Initiative To Reduce Avoidable Hospitalizations Among Nursing Facility Residents Shows Promising Results
Author: Melvin J. Ingber, Zhanlian Feng, Galina Khatutsky, Joyce M. Wang, Lawren E. Bercaw, Nan Tracy Zheng, Alison Vadnais, Nicole M. Coomer, Micah Segelman
Nursing facility residents are frequently admitted to the hospital, and these hospital stays are often potentially avoidable. Such hospitalizations are detrimental to patients and costly to Medicare and Medicaid. In 2012 the Centers for Medicare and Medicaid Services launched the Initiative to Reduce Avoidable Hospitalizations among Nursing Facility Residents, using evidence-based clinical and educational interventions among long-stay residents in 143 facilities in seven states. In state-specific analyses, we estimated net reductions in 2015 of 2.2–9.3 percentage points in the probability of an all-cause hospitalization and 1.4–7.2 percentage points in the probability of a potentially avoidable hospitalization for participating facility residents, relative to comparison-group members. In that year, average per resident Medicare expenditures were reduced by $60–$2,248 for all-cause hospitalizations and by $98–$577 for potentially avoidable hospitalizations. The effects for over half of the outcomes in these analyses were significant. Variability in implementation and engagement across the nursing facilities and organizations that customized and implemented the initiative helps explain the variability in the estimated effects.
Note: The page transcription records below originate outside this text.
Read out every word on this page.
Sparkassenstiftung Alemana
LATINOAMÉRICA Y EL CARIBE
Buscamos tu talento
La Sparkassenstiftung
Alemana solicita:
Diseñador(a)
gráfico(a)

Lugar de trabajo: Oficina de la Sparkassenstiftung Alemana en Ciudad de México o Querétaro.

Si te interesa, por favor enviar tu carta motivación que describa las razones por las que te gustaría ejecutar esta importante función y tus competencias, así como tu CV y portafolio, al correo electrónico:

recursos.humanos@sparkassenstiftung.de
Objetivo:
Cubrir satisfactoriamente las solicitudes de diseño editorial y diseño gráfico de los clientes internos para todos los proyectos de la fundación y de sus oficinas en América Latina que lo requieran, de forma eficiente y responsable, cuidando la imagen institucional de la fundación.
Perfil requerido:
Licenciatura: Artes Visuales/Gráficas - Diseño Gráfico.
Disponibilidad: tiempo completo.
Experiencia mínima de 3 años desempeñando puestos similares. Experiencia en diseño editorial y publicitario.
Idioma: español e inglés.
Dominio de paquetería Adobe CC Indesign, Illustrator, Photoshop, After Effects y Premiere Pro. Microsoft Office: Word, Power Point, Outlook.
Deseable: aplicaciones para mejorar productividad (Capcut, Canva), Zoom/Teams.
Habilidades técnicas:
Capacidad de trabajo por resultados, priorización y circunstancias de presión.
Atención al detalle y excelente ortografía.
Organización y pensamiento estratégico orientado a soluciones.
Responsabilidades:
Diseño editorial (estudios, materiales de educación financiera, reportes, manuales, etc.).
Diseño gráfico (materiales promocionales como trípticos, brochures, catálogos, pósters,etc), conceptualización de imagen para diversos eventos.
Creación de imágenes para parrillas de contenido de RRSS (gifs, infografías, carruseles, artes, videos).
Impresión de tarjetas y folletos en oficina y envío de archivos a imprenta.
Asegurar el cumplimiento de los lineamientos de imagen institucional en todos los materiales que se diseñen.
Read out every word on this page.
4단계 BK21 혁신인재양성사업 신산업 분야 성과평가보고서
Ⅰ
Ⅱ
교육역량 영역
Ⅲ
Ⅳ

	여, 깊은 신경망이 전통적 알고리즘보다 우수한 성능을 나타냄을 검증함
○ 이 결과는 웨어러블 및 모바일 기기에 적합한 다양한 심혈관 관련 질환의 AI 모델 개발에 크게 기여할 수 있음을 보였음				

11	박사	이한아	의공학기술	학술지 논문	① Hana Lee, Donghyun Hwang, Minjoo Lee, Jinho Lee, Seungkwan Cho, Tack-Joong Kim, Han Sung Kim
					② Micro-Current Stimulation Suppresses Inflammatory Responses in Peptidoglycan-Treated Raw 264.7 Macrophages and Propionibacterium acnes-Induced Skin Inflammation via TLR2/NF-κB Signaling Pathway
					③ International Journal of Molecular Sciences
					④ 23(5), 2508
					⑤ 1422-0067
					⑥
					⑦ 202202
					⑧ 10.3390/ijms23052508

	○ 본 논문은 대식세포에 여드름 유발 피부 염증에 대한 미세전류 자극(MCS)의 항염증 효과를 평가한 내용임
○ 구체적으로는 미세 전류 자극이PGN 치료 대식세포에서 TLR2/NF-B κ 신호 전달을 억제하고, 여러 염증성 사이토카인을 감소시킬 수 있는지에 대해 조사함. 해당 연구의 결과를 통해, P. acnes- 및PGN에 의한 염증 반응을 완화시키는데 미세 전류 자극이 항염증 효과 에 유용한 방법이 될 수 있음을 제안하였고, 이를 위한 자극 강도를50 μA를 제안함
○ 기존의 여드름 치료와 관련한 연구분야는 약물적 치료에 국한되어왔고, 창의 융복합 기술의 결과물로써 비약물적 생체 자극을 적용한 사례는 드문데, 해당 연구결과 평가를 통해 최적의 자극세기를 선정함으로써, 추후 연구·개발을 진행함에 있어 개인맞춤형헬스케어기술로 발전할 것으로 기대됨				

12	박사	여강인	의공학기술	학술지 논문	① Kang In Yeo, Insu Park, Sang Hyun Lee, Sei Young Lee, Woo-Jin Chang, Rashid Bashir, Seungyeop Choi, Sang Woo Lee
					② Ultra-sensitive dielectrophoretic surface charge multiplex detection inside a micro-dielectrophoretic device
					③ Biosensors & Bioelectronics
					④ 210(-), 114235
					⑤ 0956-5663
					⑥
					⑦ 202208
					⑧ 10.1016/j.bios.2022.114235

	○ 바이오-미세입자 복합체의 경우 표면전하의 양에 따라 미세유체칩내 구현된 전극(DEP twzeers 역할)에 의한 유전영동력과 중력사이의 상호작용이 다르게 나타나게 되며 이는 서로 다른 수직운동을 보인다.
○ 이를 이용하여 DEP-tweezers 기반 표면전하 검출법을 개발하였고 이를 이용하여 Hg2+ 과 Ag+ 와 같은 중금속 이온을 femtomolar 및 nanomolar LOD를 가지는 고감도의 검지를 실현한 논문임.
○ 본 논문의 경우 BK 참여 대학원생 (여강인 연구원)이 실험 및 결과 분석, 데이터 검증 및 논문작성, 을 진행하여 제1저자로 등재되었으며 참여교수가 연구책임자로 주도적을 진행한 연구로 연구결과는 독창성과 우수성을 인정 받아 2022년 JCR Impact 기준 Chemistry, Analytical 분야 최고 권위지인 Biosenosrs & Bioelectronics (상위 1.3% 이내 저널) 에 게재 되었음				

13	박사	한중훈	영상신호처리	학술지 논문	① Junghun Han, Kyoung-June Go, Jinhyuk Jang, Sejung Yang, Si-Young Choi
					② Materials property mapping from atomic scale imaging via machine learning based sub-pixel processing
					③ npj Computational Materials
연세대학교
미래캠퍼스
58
Initiative models that included registered nurses or nurse practitioners who provided consistent clinical care for residents demonstrated higher staff engagement and more positive outcomes, compared to models providing only education or intermittent clinical care. These results provide promising evidence of an effective approach for reducing avoidable hospitalizations among nursing facility residents.